Finding out who is in front of you, not what pathology you are encountering, makes all the difference, writes Jonathan Glass
I have a bit of a reputation in my department for the letters I write. After initial consultations I have written in correspondence that the patient I’ve just met was a Typhoo tea taster, a Venetian fur trader, a waste collector, or a consultant gynaecologist. Letters generated from follow-up appointments have stated that a patient is due to cruise the Mediterranean, celebrate their 80th birthday at Brands Hatch, or—as in a letter I saw today in a set of notes which I had written last year—that the summer was too dry for the particular patient’s bees so the honey yield was going to be a little low.
I have, at times, taken a little stick from my colleagues for adding these “unnecessary” details into my correspondence. Why does the referring general practitioner or hospital consultant need to know what a patient does? Why do they need to know what they are up to? Surely, a letter from a surgical specialist need only contain information about the changes made to a patient’s medication, any plans for surgery, or the conditions for discharge or re-referral.
My problem is that I dictate and sign more than 1600 letters a year. I will see 300-400 plus new urology patients a year and a host of follow-up patients with stone disease and other urological conditions. I find that if I reduce medicine to a stone, a prostate, or a right kidney, all the patients I see are in danger of merging into a mass of forgotten cases and seemingly identical iterations. If I reduce medicine to a testis, some loin pain, or a ureteroscopy, I depersonalise it and dehumanise the patients I see.

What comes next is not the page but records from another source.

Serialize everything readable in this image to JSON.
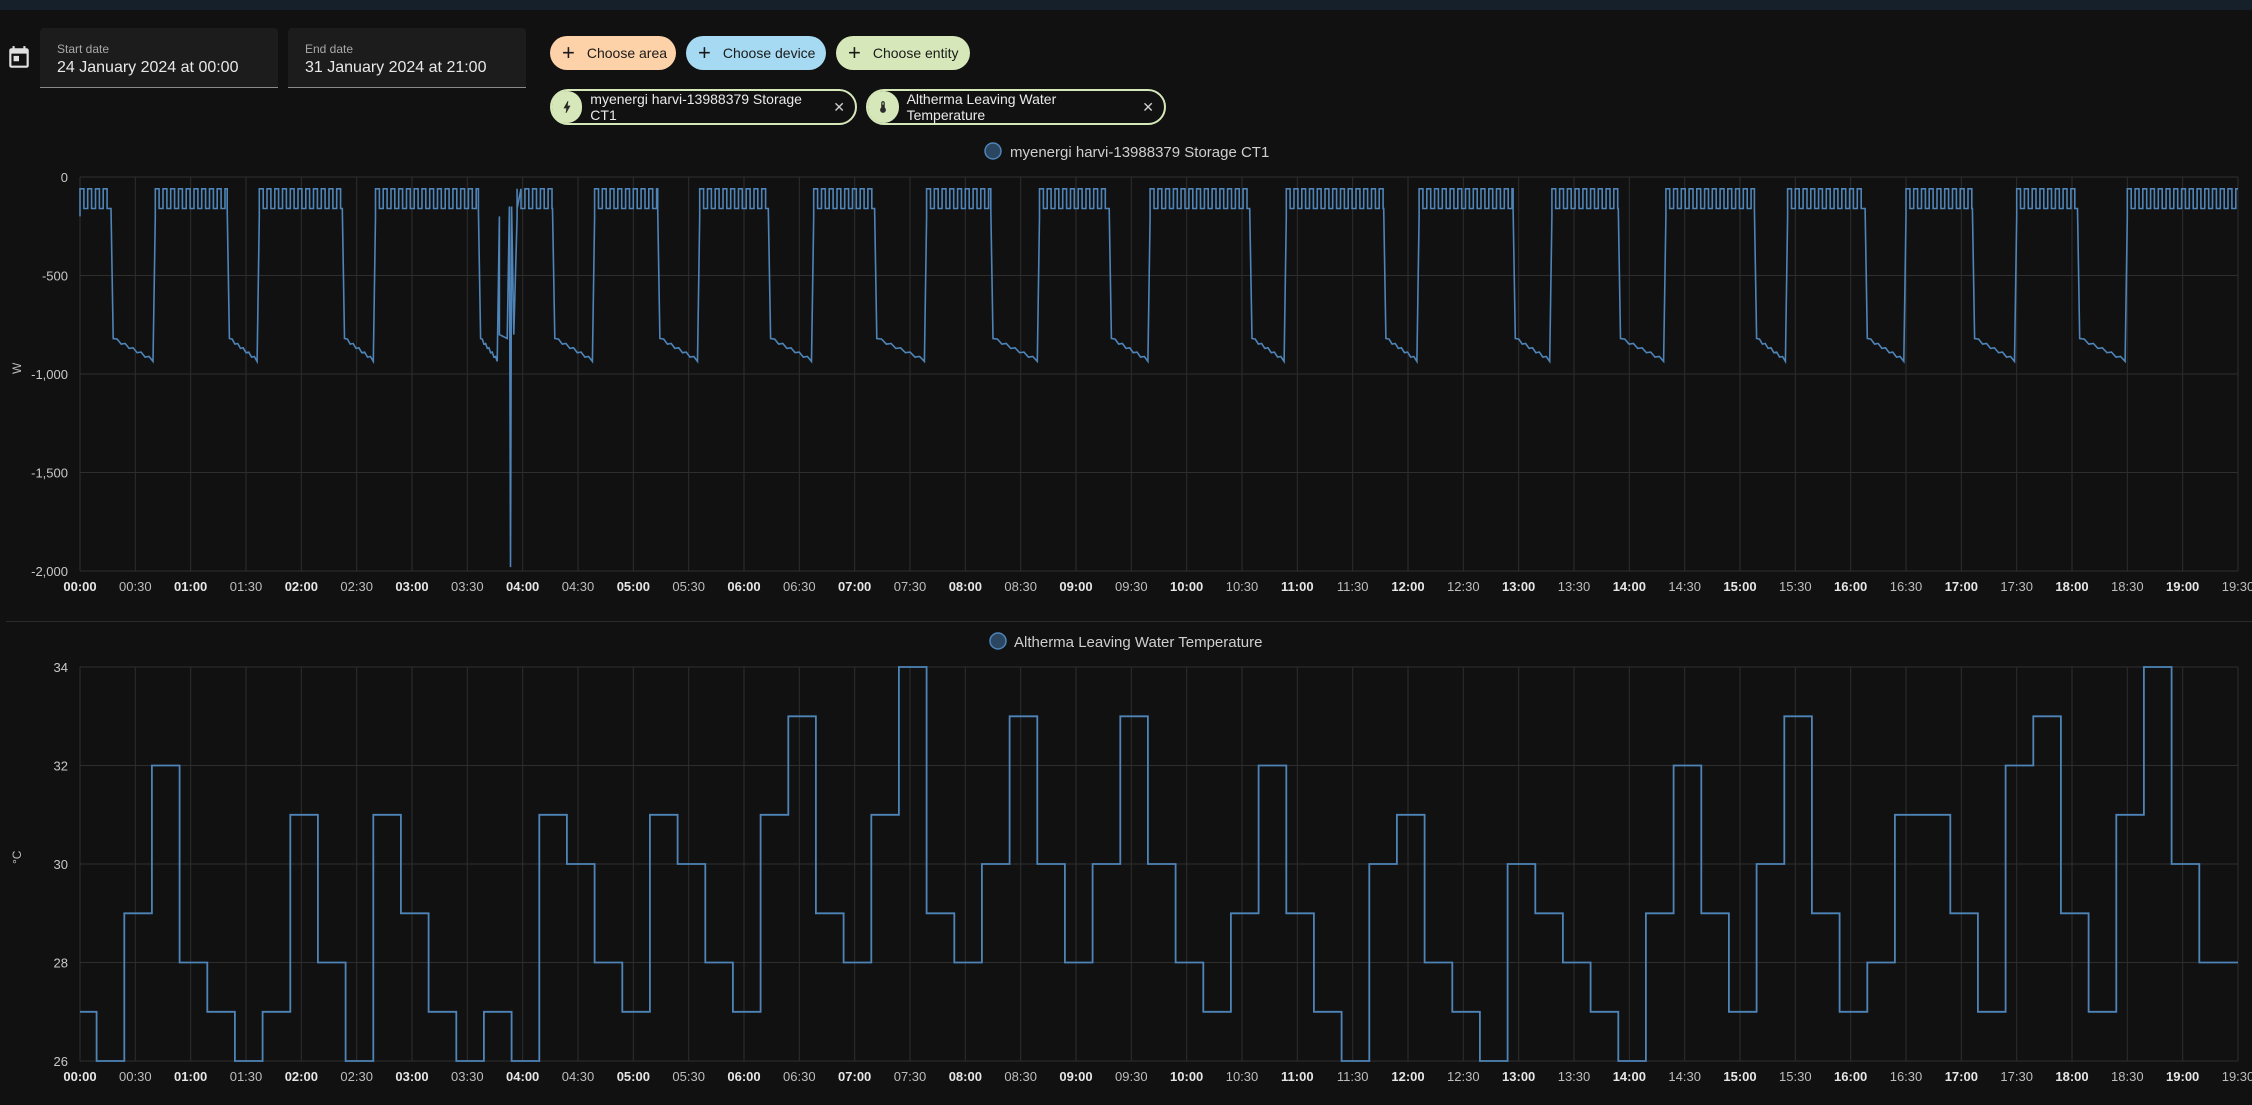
{
  "header": {
    "start_date": {
      "label": "Start date",
      "value": "24 January 2024 at 00:00"
    },
    "end_date": {
      "label": "End date",
      "value": "31 January 2024 at 21:00"
    },
    "choose_area": "Choose area",
    "choose_device": "Choose device",
    "choose_entity": "Choose entity",
    "selected_entities": [
      {
        "label": "myenergi harvi-13988379 Storage CT1",
        "icon": "lightning-bolt-icon"
      },
      {
        "label": "Altherma Leaving Water Temperature",
        "icon": "thermometer-icon"
      }
    ]
  },
  "colors": {
    "accent": "#4e84b8",
    "background": "#111111",
    "grid": "#2e2e2e"
  },
  "chart_data": [
    {
      "type": "line",
      "title": "myenergi harvi-13988379 Storage CT1",
      "ylabel": "W",
      "ylim": [
        -2000,
        0
      ],
      "yticks": [
        0,
        -500,
        -1000,
        -1500,
        -2000
      ],
      "ytick_labels": [
        "0",
        "-500",
        "-1,000",
        "-1,500",
        "-2,000"
      ],
      "xlim": [
        0,
        19.5
      ],
      "xtick_labels": [
        "00:00",
        "00:30",
        "01:00",
        "01:30",
        "02:00",
        "02:30",
        "03:00",
        "03:30",
        "04:00",
        "04:30",
        "05:00",
        "05:30",
        "06:00",
        "06:30",
        "07:00",
        "07:30",
        "08:00",
        "08:30",
        "09:00",
        "09:30",
        "10:00",
        "10:30",
        "11:00",
        "11:30",
        "12:00",
        "12:30",
        "13:00",
        "13:30",
        "14:00",
        "14:30",
        "15:00",
        "15:30",
        "16:00",
        "16:30",
        "17:00",
        "17:30",
        "18:00",
        "18:30",
        "19:00",
        "19:30"
      ],
      "series": [
        {
          "name": "myenergi harvi-13988379 Storage CT1",
          "cycles": [
            [
              0.0,
              0.28,
              0.68
            ],
            [
              0.68,
              1.33,
              1.62
            ],
            [
              1.62,
              2.37,
              2.67
            ],
            [
              2.67,
              3.6,
              3.79
            ],
            [
              3.95,
              4.27,
              4.65
            ],
            [
              4.65,
              5.22,
              5.6
            ],
            [
              5.6,
              6.22,
              6.63
            ],
            [
              6.63,
              7.18,
              7.65
            ],
            [
              7.65,
              8.23,
              8.67
            ],
            [
              8.67,
              9.3,
              9.67
            ],
            [
              9.67,
              10.57,
              10.9
            ],
            [
              10.9,
              11.78,
              12.1
            ],
            [
              12.1,
              12.95,
              13.3
            ],
            [
              13.3,
              13.9,
              14.33
            ],
            [
              14.33,
              15.13,
              15.43
            ],
            [
              15.43,
              16.13,
              16.5
            ],
            [
              16.5,
              17.1,
              17.5
            ],
            [
              17.5,
              18.05,
              18.5
            ],
            [
              18.5,
              19.5,
              19.5
            ]
          ],
          "high_level": -100,
          "low_start": -820,
          "low_end": -930,
          "spike": {
            "x": 3.89,
            "y": -1980
          }
        }
      ]
    },
    {
      "type": "line",
      "title": "Altherma Leaving Water Temperature",
      "ylabel": "°C",
      "ylim": [
        26,
        34
      ],
      "yticks": [
        26,
        28,
        30,
        32,
        34
      ],
      "ytick_labels": [
        "26",
        "28",
        "30",
        "32",
        "34"
      ],
      "xlim": [
        0,
        19.5
      ],
      "xtick_labels": [
        "00:00",
        "00:30",
        "01:00",
        "01:30",
        "02:00",
        "02:30",
        "03:00",
        "03:30",
        "04:00",
        "04:30",
        "05:00",
        "05:30",
        "06:00",
        "06:30",
        "07:00",
        "07:30",
        "08:00",
        "08:30",
        "09:00",
        "09:30",
        "10:00",
        "10:30",
        "11:00",
        "11:30",
        "12:00",
        "12:30",
        "13:00",
        "13:30",
        "14:00",
        "14:30",
        "15:00",
        "15:30",
        "16:00",
        "16:30",
        "17:00",
        "17:30",
        "18:00",
        "18:30",
        "19:00",
        "19:30"
      ],
      "series": [
        {
          "name": "Altherma Leaving Water Temperature",
          "x": [
            0,
            0.15,
            0.4,
            0.65,
            0.9,
            1.15,
            1.4,
            1.65,
            1.9,
            2.15,
            2.4,
            2.65,
            2.9,
            3.15,
            3.4,
            3.65,
            3.9,
            4.15,
            4.4,
            4.65,
            4.9,
            5.15,
            5.4,
            5.65,
            5.9,
            6.15,
            6.4,
            6.65,
            6.9,
            7.15,
            7.4,
            7.65,
            7.9,
            8.15,
            8.4,
            8.65,
            8.9,
            9.15,
            9.4,
            9.65,
            9.9,
            10.15,
            10.4,
            10.65,
            10.9,
            11.15,
            11.4,
            11.65,
            11.9,
            12.15,
            12.4,
            12.65,
            12.9,
            13.15,
            13.4,
            13.65,
            13.9,
            14.15,
            14.4,
            14.65,
            14.9,
            15.15,
            15.4,
            15.65,
            15.9,
            16.15,
            16.4,
            16.65,
            16.9,
            17.15,
            17.4,
            17.65,
            17.9,
            18.15,
            18.4,
            18.65,
            18.9,
            19.15,
            19.4
          ],
          "values": [
            27,
            26,
            29,
            32,
            28,
            27,
            26,
            27,
            31,
            28,
            26,
            31,
            29,
            27,
            26,
            27,
            26,
            31,
            30,
            28,
            27,
            31,
            30,
            28,
            27,
            31,
            33,
            29,
            28,
            31,
            34,
            29,
            28,
            30,
            33,
            30,
            28,
            30,
            33,
            30,
            28,
            27,
            29,
            32,
            29,
            27,
            26,
            30,
            31,
            28,
            27,
            26,
            30,
            29,
            28,
            27,
            26,
            29,
            32,
            29,
            27,
            30,
            33,
            29,
            27,
            28,
            31,
            31,
            29,
            27,
            32,
            33,
            29,
            27,
            31,
            34,
            30,
            28,
            28
          ]
        }
      ]
    }
  ]
}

Medicine so practised loses its colour, variety, and fascination and stops being a real engagement with another human being. Treating some kidneys or some stones for 25 years would likely become repetitive; it’s the person those kidneys belong to that makes it so fascinating.
Getting a consultation right and making a patient feel comfortable is a fine art. Some things may sound obvious but are often overlooked. Pronouncing the patient’s name correctly seems an obvious start and yet, all too often, I hear doctors and nurses make no effort to do so. This is not difficult: it mostly requires simply taking the time to read the letters of the name and learning from patients the idiosyncrasies of pronunciation of the country from which the patient’s family descended. I have learnt, for example, that Nigerian patients whose given names start with Olu drop that prefix in familiar day to day usage–Oluseun thus becomes Seun. I take a few moments to see how to pronounce Polish names. I try to remember that the J in Portuguese names is pronounced as a J while in Spanish names it may be more guttural. I try to learn where to place the stress in the sounding of Arabic, Asian, and African names. I have learnt not to struggle with Sri Lankan names. I take the few seconds required to read the name out to myself a few times and then step out, without the notes in my hand, and call the patient. A correctly pronounced name starts a consultation off with the patient on your side.
Finding out who is in front of you, not what pathology you are encountering, makes a difference to what happens next. A clinician should know what their patients does and what makes them tick. I will see around a 100 patients with haematuria a year, hundreds with stones, tens with lower urinary tract symptoms (LUTS), and many with urinary tract infections (UTIS). But I will only see one web designer with a renal mass, one waste collector with LUTS, one consultant’s secretary with UTIs. By defining these roles and writing them in my letters, I can attach a face to the pathology when I meet with a patient again.
A follow-up consultation that begins by asking about a holiday, a family event, or a new job shows the patient that you care about the whole, not just the organ about which they are seeking your advice.
I am a high volume practitioner, but I don’t think that high volume has to mean poor quality, unengaged care. We can achieve holistic engagement, even in the context of the large throughput that the NHS requires, by remembering who our patients are. Including these little vignettes about a patient’s life in clinic letters makes this possible. It gives me the cues I need to remember the nuances and peculiarities that influence the decision making instrumental in patient centred care.
Knowing the patient a little better ensures that the approach I take to their care is correct not for a kidney with a tumour, but for that individual patient, with all their particular uncertainties and vulnerabilities.
Humanity, in all its great and wonderful diversity, is what makes medicine so enjoyable. Our remarkable job allows us to experience humanity in all its myriad forms. It takes very little time at the beginning of a consultation or follow-up visit to ask about a recent birth, to notice that an older patient who has always come with their lifelong partner is now seeing you alone, to enquire how the trip to Guatemala went, or simply to ask how the job is going. And yet, the engagement this gains and the trust it achieves can transform the relationship between the patient and their doctor. To do this meaningfully, I need an aide memoir; writing to myself provides this.
It also brings other unplanned for benefits. Today, for example, I was given a jar of honey from my beekeeper, because they remembered me asking about their bees.
Jonathan Glass is a consultant urologist at Guy’s & St Thomas’s Foundation Trust. Twitter @JMG_urology.
Competing interests: I have read and understood BMJ policy on declaration of interests and declare the following interests: None.